A region within the H4 tail interacts with H2A in both an intra- and internucleosomal fashion. The 12-mer nucleosome arrays reconstituted with H2A G2C-fluorescein and *H4 V21C-APB were incubated in 0, 1, 2, and 4 mM MgCl₂ and then UV-irradiated (lanes 2 to 5). The sample in lane 1 was incubated in 10 mM Tris without UV irradiation. Cross-linking products observed by Coomassie blue staining (A), fluorography (B), and autoradiography (C) are shown. (D) Quantification of H2A-H4 cross-linked species in nucleosome arrays (squares) and mononucleosomes (diamonds). (E) Specific competition of H4-H2A cross-linking with LANA peptide. Cross-linking of arrays was carried out in the presence of the LANA or LRS peptide (10), and the extent of cross-linking was quantified and plotted relative to that in the absence of peptide. Errors represent ±1 standard deviation. (F and G) H4-H2A cross-linking in mononucleosomes analyzed by Coomassie blue staining (E) and fluorography (F).

FIG. 4.

Effect of H4 acetylation on H4 tail-DNA interarray interactions. The 12-mer array was prepared with tetraacetylated *H4, and interarray cross-linking was analyzed as described in the legend to Fig. 1. (A) A scheme of H4 showing the four sites of acetylation in the tail domain. (B) A Triton-acid-urea gel showing H4 tetraacetylated and H3 monoacetylated by HAT Piccolo.
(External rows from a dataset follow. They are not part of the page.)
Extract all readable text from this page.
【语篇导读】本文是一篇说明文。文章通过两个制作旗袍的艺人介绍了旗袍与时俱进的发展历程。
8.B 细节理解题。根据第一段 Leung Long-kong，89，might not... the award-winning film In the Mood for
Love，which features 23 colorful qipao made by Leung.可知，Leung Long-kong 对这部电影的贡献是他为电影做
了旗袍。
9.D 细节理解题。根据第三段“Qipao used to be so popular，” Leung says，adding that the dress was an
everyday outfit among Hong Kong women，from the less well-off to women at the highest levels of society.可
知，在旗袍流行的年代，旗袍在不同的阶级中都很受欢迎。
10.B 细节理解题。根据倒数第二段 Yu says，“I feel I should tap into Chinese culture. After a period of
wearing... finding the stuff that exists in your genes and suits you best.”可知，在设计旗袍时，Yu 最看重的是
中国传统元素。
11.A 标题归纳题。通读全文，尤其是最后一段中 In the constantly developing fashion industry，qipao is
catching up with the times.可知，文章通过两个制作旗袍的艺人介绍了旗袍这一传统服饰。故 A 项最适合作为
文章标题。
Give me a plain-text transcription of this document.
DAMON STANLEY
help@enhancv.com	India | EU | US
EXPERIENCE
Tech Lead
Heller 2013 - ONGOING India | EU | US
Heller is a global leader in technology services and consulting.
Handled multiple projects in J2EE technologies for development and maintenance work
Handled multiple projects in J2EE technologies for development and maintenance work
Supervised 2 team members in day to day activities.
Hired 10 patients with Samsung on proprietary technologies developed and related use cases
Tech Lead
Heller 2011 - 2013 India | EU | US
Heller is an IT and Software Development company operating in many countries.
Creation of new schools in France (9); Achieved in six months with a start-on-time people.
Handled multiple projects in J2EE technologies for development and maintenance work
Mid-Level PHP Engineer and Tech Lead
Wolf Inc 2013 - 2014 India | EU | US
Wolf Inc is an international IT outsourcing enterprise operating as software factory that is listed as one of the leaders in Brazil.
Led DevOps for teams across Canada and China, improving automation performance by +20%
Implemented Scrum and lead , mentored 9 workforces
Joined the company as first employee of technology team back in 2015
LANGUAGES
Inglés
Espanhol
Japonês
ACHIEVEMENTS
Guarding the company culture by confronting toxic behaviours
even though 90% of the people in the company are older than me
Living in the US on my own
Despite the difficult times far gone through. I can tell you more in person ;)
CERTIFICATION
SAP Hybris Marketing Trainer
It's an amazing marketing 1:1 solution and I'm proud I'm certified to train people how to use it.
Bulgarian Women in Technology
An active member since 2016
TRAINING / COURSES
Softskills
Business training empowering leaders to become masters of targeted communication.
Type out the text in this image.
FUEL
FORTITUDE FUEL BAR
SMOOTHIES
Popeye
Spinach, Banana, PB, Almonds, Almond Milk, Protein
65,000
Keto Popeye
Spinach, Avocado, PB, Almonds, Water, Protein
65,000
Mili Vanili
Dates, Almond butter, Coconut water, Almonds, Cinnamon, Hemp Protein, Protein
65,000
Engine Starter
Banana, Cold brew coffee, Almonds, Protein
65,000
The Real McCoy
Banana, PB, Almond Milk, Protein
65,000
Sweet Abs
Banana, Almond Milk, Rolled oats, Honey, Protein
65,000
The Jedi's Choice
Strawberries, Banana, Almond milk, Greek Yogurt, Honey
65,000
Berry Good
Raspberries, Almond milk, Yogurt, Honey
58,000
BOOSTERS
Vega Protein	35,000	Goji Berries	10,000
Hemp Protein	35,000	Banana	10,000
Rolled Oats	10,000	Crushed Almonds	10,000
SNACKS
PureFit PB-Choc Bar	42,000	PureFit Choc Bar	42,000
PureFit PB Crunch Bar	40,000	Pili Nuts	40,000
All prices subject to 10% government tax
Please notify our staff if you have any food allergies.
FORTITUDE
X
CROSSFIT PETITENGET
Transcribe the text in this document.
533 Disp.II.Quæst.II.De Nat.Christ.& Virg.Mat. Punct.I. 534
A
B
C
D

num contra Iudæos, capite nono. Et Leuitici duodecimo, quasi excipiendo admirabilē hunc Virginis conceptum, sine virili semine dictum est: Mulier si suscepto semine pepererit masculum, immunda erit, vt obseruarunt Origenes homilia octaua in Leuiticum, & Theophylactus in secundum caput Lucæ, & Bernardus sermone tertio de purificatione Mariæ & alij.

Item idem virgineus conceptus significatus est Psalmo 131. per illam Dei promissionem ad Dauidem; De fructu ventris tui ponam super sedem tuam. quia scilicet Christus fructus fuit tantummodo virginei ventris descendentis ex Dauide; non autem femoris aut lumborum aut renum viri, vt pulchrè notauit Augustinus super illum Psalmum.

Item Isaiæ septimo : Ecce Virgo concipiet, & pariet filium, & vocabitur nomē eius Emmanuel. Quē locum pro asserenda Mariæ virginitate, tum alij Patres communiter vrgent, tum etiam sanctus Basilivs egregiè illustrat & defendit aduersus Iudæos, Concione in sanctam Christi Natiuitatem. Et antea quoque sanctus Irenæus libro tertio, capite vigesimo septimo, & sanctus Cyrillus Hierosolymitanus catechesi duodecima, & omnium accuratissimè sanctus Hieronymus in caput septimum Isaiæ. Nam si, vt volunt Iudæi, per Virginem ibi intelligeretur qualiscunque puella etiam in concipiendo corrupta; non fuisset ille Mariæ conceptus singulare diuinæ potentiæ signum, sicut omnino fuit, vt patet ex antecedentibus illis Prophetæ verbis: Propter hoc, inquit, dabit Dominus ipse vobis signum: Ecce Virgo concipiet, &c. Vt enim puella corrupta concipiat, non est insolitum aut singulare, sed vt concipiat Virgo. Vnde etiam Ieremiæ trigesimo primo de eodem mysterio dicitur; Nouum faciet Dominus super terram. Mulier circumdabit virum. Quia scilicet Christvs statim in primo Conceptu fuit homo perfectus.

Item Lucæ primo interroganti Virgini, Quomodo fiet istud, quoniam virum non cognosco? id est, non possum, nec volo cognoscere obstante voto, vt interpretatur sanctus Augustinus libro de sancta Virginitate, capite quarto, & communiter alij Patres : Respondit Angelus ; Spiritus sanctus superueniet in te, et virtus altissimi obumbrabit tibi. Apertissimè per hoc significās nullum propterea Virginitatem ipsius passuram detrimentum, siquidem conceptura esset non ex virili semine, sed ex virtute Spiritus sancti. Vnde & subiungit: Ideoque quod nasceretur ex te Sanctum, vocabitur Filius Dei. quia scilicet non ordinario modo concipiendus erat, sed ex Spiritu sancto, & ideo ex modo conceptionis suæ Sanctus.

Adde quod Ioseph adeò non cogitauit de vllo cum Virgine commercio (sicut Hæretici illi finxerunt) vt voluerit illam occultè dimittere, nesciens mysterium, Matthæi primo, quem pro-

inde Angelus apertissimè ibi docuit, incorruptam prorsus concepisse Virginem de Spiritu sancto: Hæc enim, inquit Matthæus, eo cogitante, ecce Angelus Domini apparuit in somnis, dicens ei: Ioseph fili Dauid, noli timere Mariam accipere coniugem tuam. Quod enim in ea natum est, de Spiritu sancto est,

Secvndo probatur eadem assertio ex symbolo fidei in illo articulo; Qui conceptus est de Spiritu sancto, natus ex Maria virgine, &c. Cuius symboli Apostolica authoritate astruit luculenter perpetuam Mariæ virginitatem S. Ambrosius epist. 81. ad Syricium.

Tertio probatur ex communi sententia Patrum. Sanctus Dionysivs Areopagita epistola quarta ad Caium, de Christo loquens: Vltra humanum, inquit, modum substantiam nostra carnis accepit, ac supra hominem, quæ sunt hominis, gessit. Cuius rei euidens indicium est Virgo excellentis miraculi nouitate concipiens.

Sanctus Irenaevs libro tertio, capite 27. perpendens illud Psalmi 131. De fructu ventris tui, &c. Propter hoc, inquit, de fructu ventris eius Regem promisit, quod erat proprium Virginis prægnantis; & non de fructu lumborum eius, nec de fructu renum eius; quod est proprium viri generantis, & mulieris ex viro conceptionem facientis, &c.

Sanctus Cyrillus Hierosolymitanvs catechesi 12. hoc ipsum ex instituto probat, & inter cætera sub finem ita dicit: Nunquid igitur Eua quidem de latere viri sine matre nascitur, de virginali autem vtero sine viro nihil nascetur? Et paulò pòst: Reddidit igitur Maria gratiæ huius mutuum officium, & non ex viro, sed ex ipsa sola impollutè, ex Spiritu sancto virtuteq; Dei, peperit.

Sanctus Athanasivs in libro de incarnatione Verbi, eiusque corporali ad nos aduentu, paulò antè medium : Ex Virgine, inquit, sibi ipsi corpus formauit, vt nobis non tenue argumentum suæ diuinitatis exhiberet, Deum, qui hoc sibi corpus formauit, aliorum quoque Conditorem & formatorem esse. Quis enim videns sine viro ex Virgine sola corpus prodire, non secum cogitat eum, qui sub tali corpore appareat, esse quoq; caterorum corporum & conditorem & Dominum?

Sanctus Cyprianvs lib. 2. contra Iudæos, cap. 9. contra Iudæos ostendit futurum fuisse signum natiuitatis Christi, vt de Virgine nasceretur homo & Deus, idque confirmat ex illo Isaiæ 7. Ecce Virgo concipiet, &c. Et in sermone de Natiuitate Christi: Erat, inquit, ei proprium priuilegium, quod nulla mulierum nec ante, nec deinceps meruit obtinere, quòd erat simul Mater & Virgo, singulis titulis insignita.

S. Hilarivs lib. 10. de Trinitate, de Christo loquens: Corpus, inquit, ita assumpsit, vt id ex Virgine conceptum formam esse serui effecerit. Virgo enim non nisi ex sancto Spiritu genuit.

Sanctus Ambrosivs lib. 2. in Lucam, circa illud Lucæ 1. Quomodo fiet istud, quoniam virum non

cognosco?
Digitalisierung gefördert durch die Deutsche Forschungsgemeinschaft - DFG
Lane 1, nonacetylated H3/H4; lane 2, highly acetylated H3/H4; lane 3, moderately acetylated H3/H4 revealing various extents of H4 acetylation. (C and D) Analysis of interarray cross-linking mediated by control (squares) and tetraacetylated (diamonds) *H4 G2C-APB. Experimental conditions and data analysis were as described in the legend to Fig. 1.

FIG. 5.

Acetylation overrides H1 enhancement of interarray interactions of the H4 tail domain. (A) Arrays incubated in the absence (lanes 1 to 6) or presence (lanes 7 to 12) of H1 were assayed for interarray H4 tail-DNA cross-linking. The cross-linking assay was carried out as described in the legend to Fig. 1 except that each sample also contained 50 mM NaCl to facilitate H1 binding. (B) Interarray cross-linking in the absence (circles) and presence (diamonds) of H1 was quantified and plotted as indicated. Quantification of cross-linking for arrays in buffer without NaCl (squares) is shown for reference. Panel C is as described in panel B except that arrays contained acetylated H4.

FIG. 6.

Summary of H3 and H4 tail interactions. Intra-array and interarray interactions with DNA and histones detected for two positions in either tail domain are as indicated.